Outro texto belo de recepção de Primeiras Estórias (1962), encontrado no acervo João Guimarães Rosa no IEB e retirado dos anexos da tese de 2014. Este escrito por Dinah Silveira de Queiroz, que estava em uma viagem a Moscou quando leu o lançamento de Rosa e fez considerações maravilhosas.
Foto do recorte encontrado no Fundo JGR no IEB |
MOSCOU – Como começa no escritor essa tal nostalgia? – Perguntaram-me, aqui em Moscou, pois correu um zumbido entre pessoas que ela chegava a dar enjoo de estomago, dor de cabeça, distração no trabalho, mau gênio e às vezes até uma pontinha de febre.
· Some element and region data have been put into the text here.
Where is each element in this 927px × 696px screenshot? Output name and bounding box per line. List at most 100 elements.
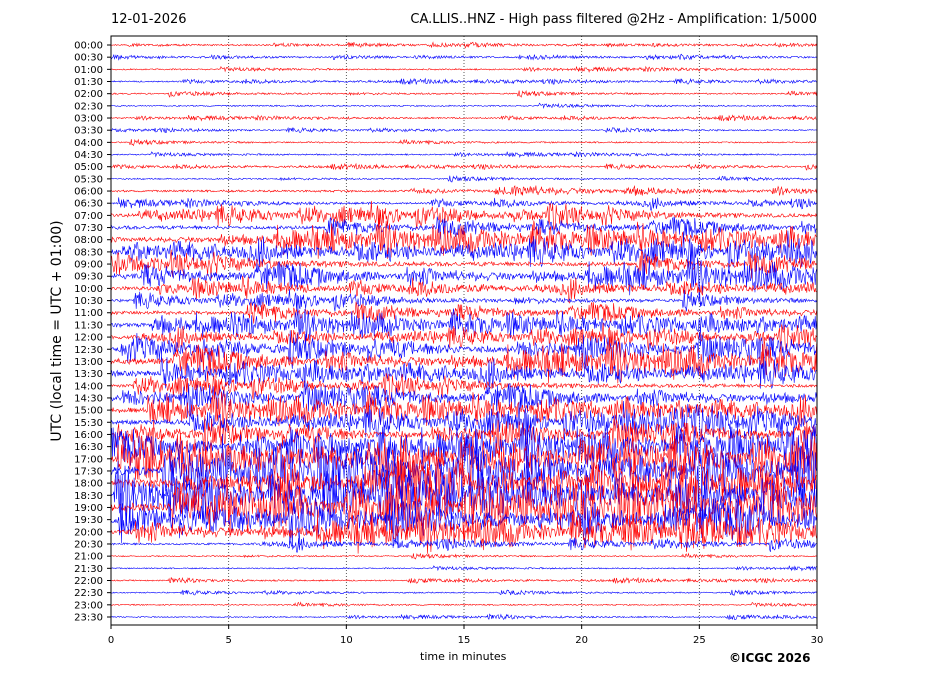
y-tick-label: 02:00 — [74, 89, 103, 100]
y-tick-label: 06:30 — [74, 199, 103, 210]
seismic-trace — [110, 613, 817, 621]
y-tick-label: 08:00 — [74, 235, 103, 246]
seismic-trace — [110, 185, 817, 196]
seismic-trace — [110, 537, 817, 553]
y-tick-label: 14:00 — [74, 381, 103, 392]
seismic-trace — [110, 197, 817, 211]
y-tick-label: 23:00 — [74, 600, 103, 611]
y-tick-label: 12:30 — [74, 345, 103, 356]
y-tick-label: 20:00 — [74, 527, 103, 538]
y-tick-label: 06:00 — [74, 187, 103, 198]
y-tick-label: 16:00 — [74, 430, 103, 441]
seismic-trace — [110, 150, 817, 159]
y-tick-label: 00:00 — [74, 41, 103, 52]
x-tick-label: 5 — [225, 635, 231, 646]
y-tick-label: 07:00 — [74, 211, 103, 222]
y-tick-label: 09:00 — [74, 260, 103, 271]
seismic-trace — [110, 330, 817, 370]
chart-title: CA.LLIS..HNZ - High pass filtered @2Hz -… — [410, 12, 817, 27]
y-tick-label: 22:30 — [74, 588, 103, 599]
seismic-trace — [110, 249, 817, 280]
seismic-trace — [110, 65, 817, 73]
y-tick-label: 13:00 — [74, 357, 103, 368]
y-tick-label: 16:30 — [74, 442, 103, 453]
y-tick-label: 10:30 — [74, 296, 103, 307]
seismic-trace — [110, 306, 817, 342]
seismic-trace — [110, 428, 817, 492]
y-tick-label: 04:30 — [74, 150, 103, 161]
x-tick-label: 20 — [575, 635, 588, 646]
y-tick-label: 23:30 — [74, 613, 103, 624]
y-tick-label: 17:30 — [74, 466, 103, 477]
seismic-trace — [110, 506, 817, 554]
x-tick-label: 10 — [340, 635, 353, 646]
y-tick-label: 10:00 — [74, 284, 103, 295]
y-tick-label: 08:30 — [74, 247, 103, 258]
seismic-trace — [110, 355, 817, 395]
y-tick-label: 07:30 — [74, 223, 103, 234]
seismic-trace — [110, 380, 817, 418]
seismic-trace — [110, 216, 817, 240]
y-tick-label: 03:30 — [74, 126, 103, 137]
y-tick-label: 11:30 — [74, 320, 103, 331]
y-tick-label: 21:30 — [74, 564, 103, 575]
y-tick-label: 05:00 — [74, 162, 103, 173]
seismic-trace — [110, 289, 817, 312]
seismic-trace — [110, 565, 817, 572]
y-tick-label: 05:30 — [74, 174, 103, 185]
seismic-trace — [110, 589, 817, 597]
y-tick-label: 04:00 — [74, 138, 103, 149]
seismic-trace — [110, 53, 817, 61]
seismic-trace — [110, 175, 817, 183]
copyright: ©ICGC 2026 — [729, 651, 811, 665]
seismic-trace — [110, 77, 817, 86]
seismic-trace — [110, 601, 817, 608]
seismic-trace — [110, 200, 817, 231]
y-tick-label: 13:30 — [74, 369, 103, 380]
seismic-trace — [110, 336, 817, 384]
y-tick-label: 22:00 — [74, 576, 103, 587]
y-tick-label: 12:00 — [74, 333, 103, 344]
y-tick-label: 21:00 — [74, 552, 103, 563]
y-tick-label: 17:00 — [74, 454, 103, 465]
seismic-trace — [110, 162, 817, 171]
date-label: 12-01-2026 — [111, 12, 187, 27]
seismic-trace — [110, 126, 817, 134]
y-tick-label: 00:30 — [74, 53, 103, 64]
plot-frame — [110, 35, 818, 626]
x-tick-label: 15 — [458, 635, 471, 646]
y-tick-label: 15:30 — [74, 418, 103, 429]
seismic-trace — [110, 41, 817, 49]
seismic-trace — [110, 230, 817, 273]
seismic-trace — [110, 433, 817, 508]
y-tick-label: 11:00 — [74, 308, 103, 319]
x-axis-label: time in minutes — [420, 650, 507, 663]
x-tick-label: 25 — [693, 635, 706, 646]
seismic-trace — [110, 493, 817, 550]
seismic-trace — [110, 460, 817, 529]
y-tick-label: 20:30 — [74, 539, 103, 550]
x-tick-label: 30 — [811, 635, 824, 646]
seismic-trace — [110, 275, 817, 304]
y-tick-label: 18:00 — [74, 479, 103, 490]
seismic-trace — [110, 415, 817, 455]
y-tick-label: 01:00 — [74, 65, 103, 76]
seismic-trace — [110, 576, 817, 585]
y-tick-label: 15:00 — [74, 406, 103, 417]
seismic-trace — [110, 218, 817, 259]
y-tick-label: 19:30 — [74, 515, 103, 526]
y-tick-label: 03:00 — [74, 114, 103, 125]
seismic-trace — [111, 102, 817, 109]
y-tick-label: 02:30 — [74, 101, 103, 112]
y-tick-label: 18:30 — [74, 491, 103, 502]
y-tick-label: 19:00 — [74, 503, 103, 514]
seismic-trace — [110, 400, 817, 443]
seismic-trace — [110, 90, 817, 98]
y-tick-label: 09:30 — [74, 272, 103, 283]
seismic-trace — [110, 301, 817, 325]
seismic-trace — [110, 138, 817, 147]
x-tick-label: 0 — [108, 635, 114, 646]
seismic-trace — [110, 114, 817, 122]
seismic-trace — [110, 254, 817, 296]
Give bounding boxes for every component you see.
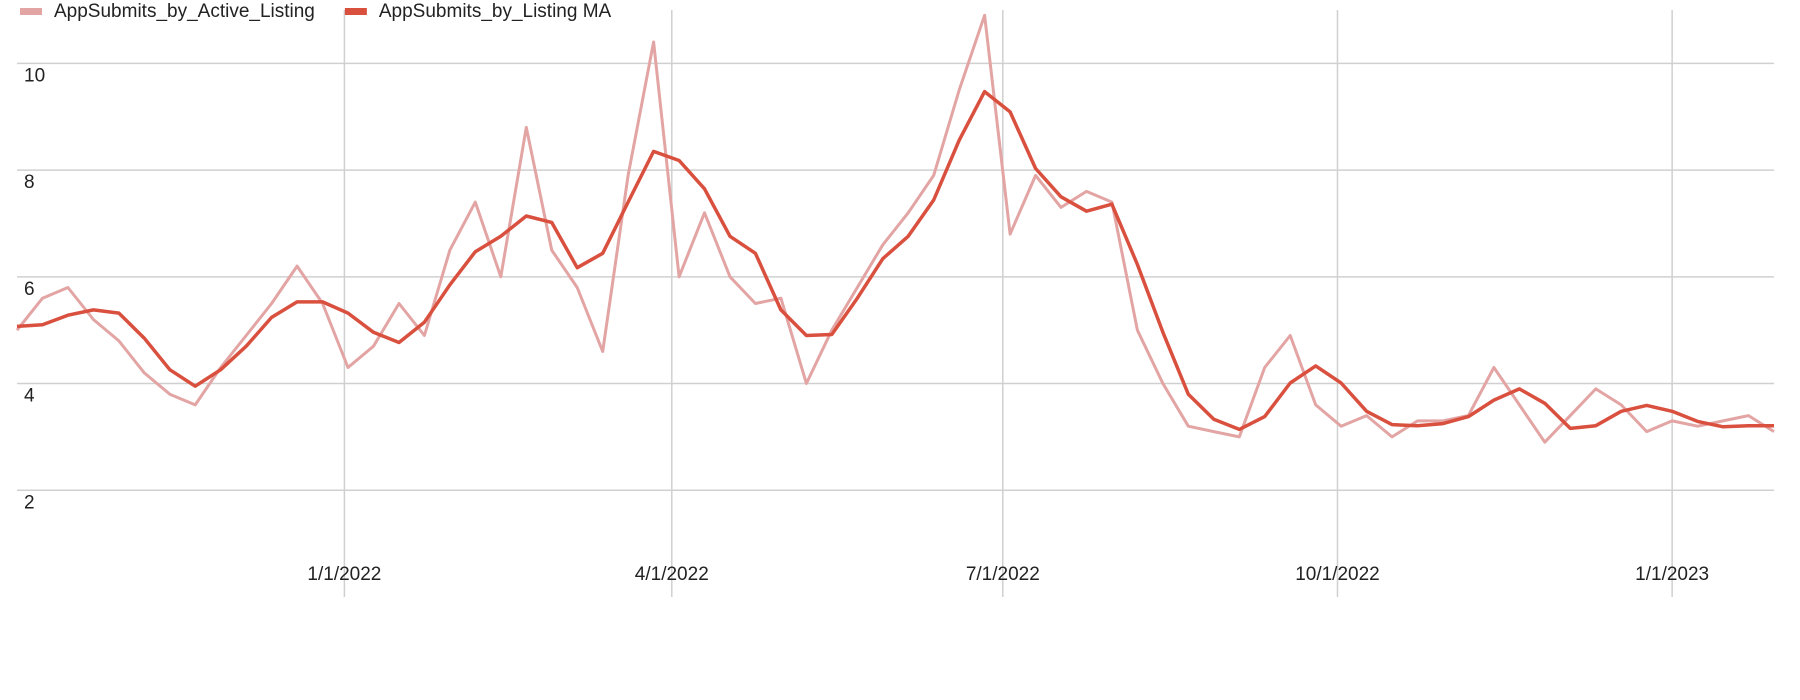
legend-swatch xyxy=(344,8,367,15)
x-tick-label: 1/1/2022 xyxy=(307,564,381,585)
y-tick-label: 4 xyxy=(24,386,35,407)
y-tick-label: 2 xyxy=(24,492,35,513)
x-tick-label: 10/1/2022 xyxy=(1295,564,1380,585)
y-tick-label: 6 xyxy=(24,279,35,300)
legend-swatch xyxy=(20,8,42,15)
x-tick-label: 7/1/2022 xyxy=(966,564,1040,585)
legend-label: AppSubmits_by_Listing MA xyxy=(379,1,612,22)
x-tick-label: 1/1/2023 xyxy=(1635,564,1709,585)
y-tick-label: 10 xyxy=(24,65,45,86)
y-tick-label: 8 xyxy=(24,172,35,193)
line-series xyxy=(15,13,1775,444)
line-series xyxy=(16,89,1774,432)
legend-label: AppSubmits_by_Active_Listing xyxy=(54,1,315,22)
x-tick-label: 4/1/2022 xyxy=(635,564,709,585)
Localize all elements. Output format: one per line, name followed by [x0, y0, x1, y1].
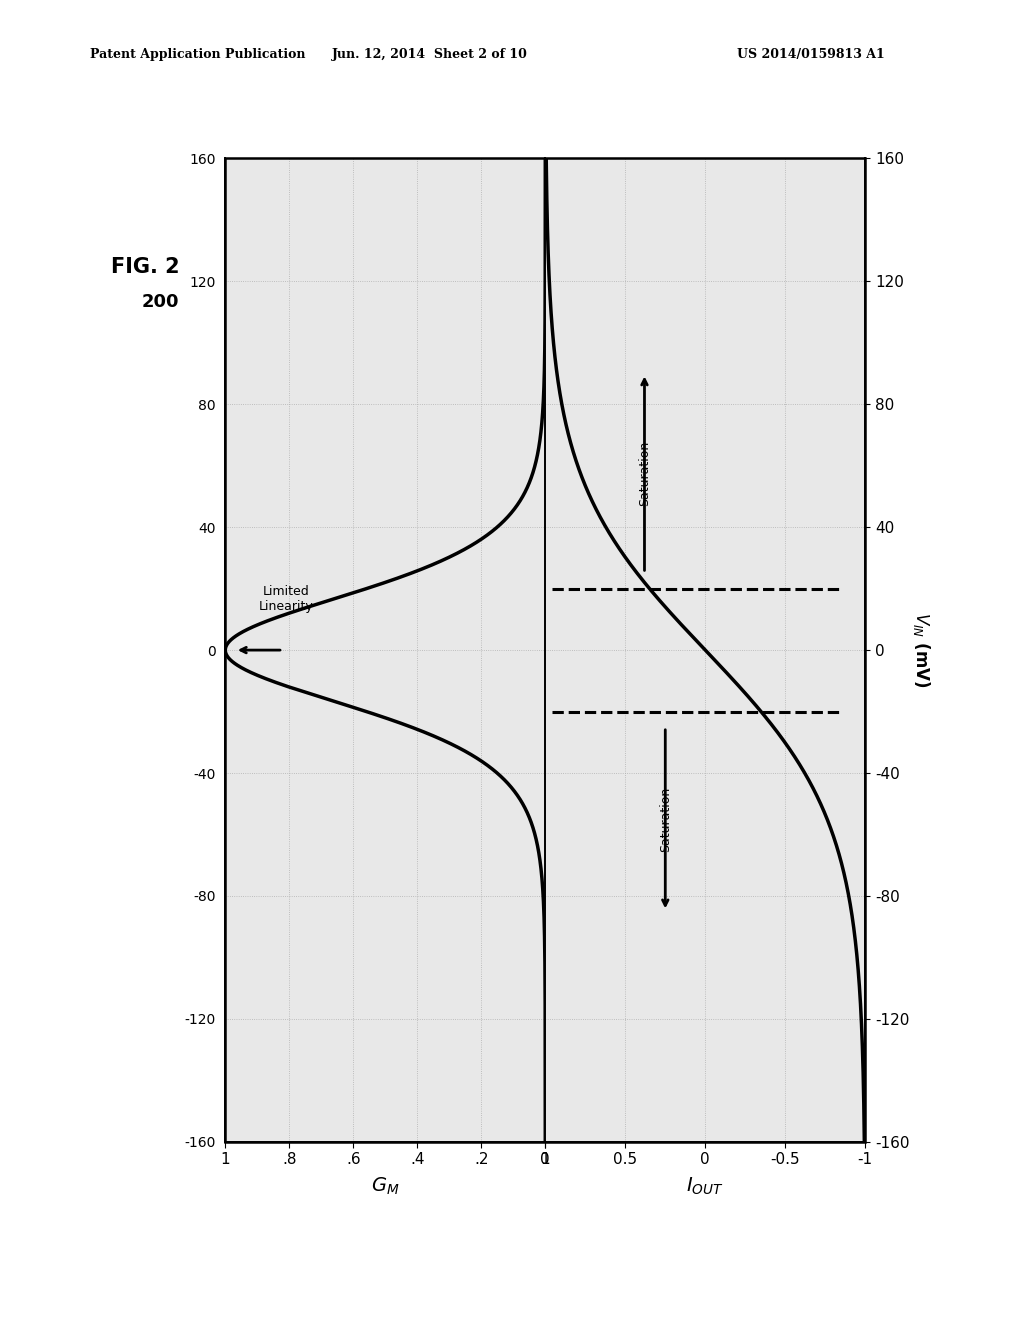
Text: $V_{IN}$ (mV): $V_{IN}$ (mV) — [911, 612, 932, 688]
Text: Saturation: Saturation — [638, 441, 651, 506]
Text: FIG. 2: FIG. 2 — [111, 257, 179, 277]
Text: Patent Application Publication: Patent Application Publication — [90, 48, 305, 61]
Text: 200: 200 — [141, 293, 179, 312]
Text: Jun. 12, 2014  Sheet 2 of 10: Jun. 12, 2014 Sheet 2 of 10 — [332, 48, 528, 61]
X-axis label: $I_{OUT}$: $I_{OUT}$ — [686, 1176, 724, 1197]
X-axis label: $G_M$: $G_M$ — [371, 1176, 399, 1197]
Text: Limited
Linearity: Limited Linearity — [259, 585, 313, 614]
Text: Saturation: Saturation — [658, 787, 672, 851]
Text: US 2014/0159813 A1: US 2014/0159813 A1 — [737, 48, 885, 61]
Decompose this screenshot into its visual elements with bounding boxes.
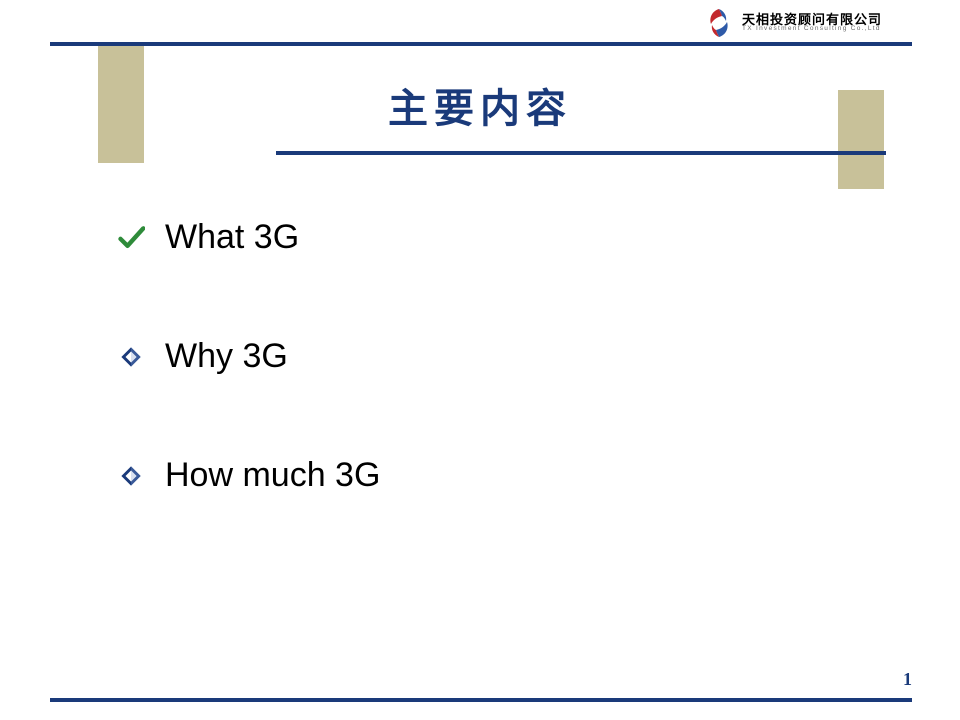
bullet-label: How much 3G xyxy=(165,456,380,495)
diamond-icon xyxy=(115,341,147,373)
check-icon xyxy=(115,222,147,254)
slide-title: 主要内容 xyxy=(0,76,960,134)
list-item: How much 3G xyxy=(115,456,380,495)
rule-top xyxy=(50,42,912,46)
bullet-label: What 3G xyxy=(165,218,299,257)
list-item: What 3G xyxy=(115,218,380,257)
company-logo: 天相投资顾问有限公司 TX Investment Consulting Co.,… xyxy=(702,6,912,40)
rule-mid xyxy=(276,151,886,155)
bullet-label: Why 3G xyxy=(165,337,288,376)
logo-company-en: TX Investment Consulting Co.,Ltd xyxy=(742,26,882,33)
slide: 天相投资顾问有限公司 TX Investment Consulting Co.,… xyxy=(0,0,960,720)
bullet-list: What 3G Why 3G H xyxy=(115,218,380,575)
logo-mark-icon xyxy=(702,6,736,40)
diamond-icon xyxy=(115,460,147,492)
page-number: 1 xyxy=(903,669,912,690)
logo-company-cn: 天相投资顾问有限公司 xyxy=(742,13,882,27)
logo-text: 天相投资顾问有限公司 TX Investment Consulting Co.,… xyxy=(742,13,882,33)
rule-bottom xyxy=(50,698,912,702)
list-item: Why 3G xyxy=(115,337,380,376)
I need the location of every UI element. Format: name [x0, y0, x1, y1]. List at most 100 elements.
Tal pergunta nascia de uma conversa em que se tratava seriamente do fenômeno. Alguns usavam tranquilizantes,outros se encharcavam de música brasileira, ainda outros simplesmente se obstinavam a folhear velhos álbuns com menininhas em jardins mães serenas. É preciso não caçoar da nostalgia – ela existe. Ouvi que russos ai também a sentem. A mesma insônia, a mesma moleza com o calor, aqui tocada pelo recolhimento do frio. E a gente se envergonhando no Brasil perante os que se ressentem da falta da neve. – ‘Pois olhe, meu amigo, verão maior do que este eu passei na Espanha’! Aqui, cidadãos procurarão convercer-nos de que frio, frio mesmo, é da Áustria. Mas voltando à pergunta:’Como começa essa tal nostalgia?’ Direi que ela chega meio imperceptivelmente, quando principiamos a enfeitar demasiado nossa vida quotidiana no Brasil. A tal ponto, que o insólito ruído da Avenida Copacabana,bem lembrado de longe, vira a mais alegre das sinfonias. Remédio para nostalgia? Sim,conheço paliativos; um deles será, por exemplo, ler o gostosíssimo livro de Guimarães Rosa, Primeiras Estórias , editado pelo nosso caro José Olympio e festejado por Luiz Jardim e sua pena feiticeira.
Convém que se peça a algum amigo de boa voz para ir lendo. Então Guimarães Rosa se faz canto da Pátria. Seus bandidos, suas santinhas, seus personagens cercados de mistérios – e vai ver tudo isto é encantamento simples – pertencem aos ‘causos’, isto é, às ‘Estórias’ contadas e não lidas. Tudo tem graça, tudo é apetitoso, tudo faz nascer em mim a longíqua menina que ainda sem saber ler chupava a ficção por um canudo :’Conta mais!’ – e se tornava um monstrinho devorador de histórias. Agora, quieta, os olhos cravados no rodopiar das lentas pétalas brancas que caem manso na paisagem , atravesso o campo branco de neve, abro os olhos para os façanhudos irmãos Dagobé, penetro na misteriosa casa onde Guimarães Rosa montou sua maquininha de assombro e construiu um italiano misterioso que tinha um cavalo empalhado, o pudor de um irmão doente, e morreu por ter feito de verdade, como se desencantado.
Conheço, pois, algum remédio para nostalgia. E pena que ele aqui se torne racionado, porque ‘Estórias’ como essas, de Guimarães Rosa, bem nos conduzem ao Brasil melhor que existe. Todo ele feito de graça e de cor, e que a gente ama ainda melhor assim de longe, com a perspectiva infinita da distância e a ressonância tão íntima da nostalgia.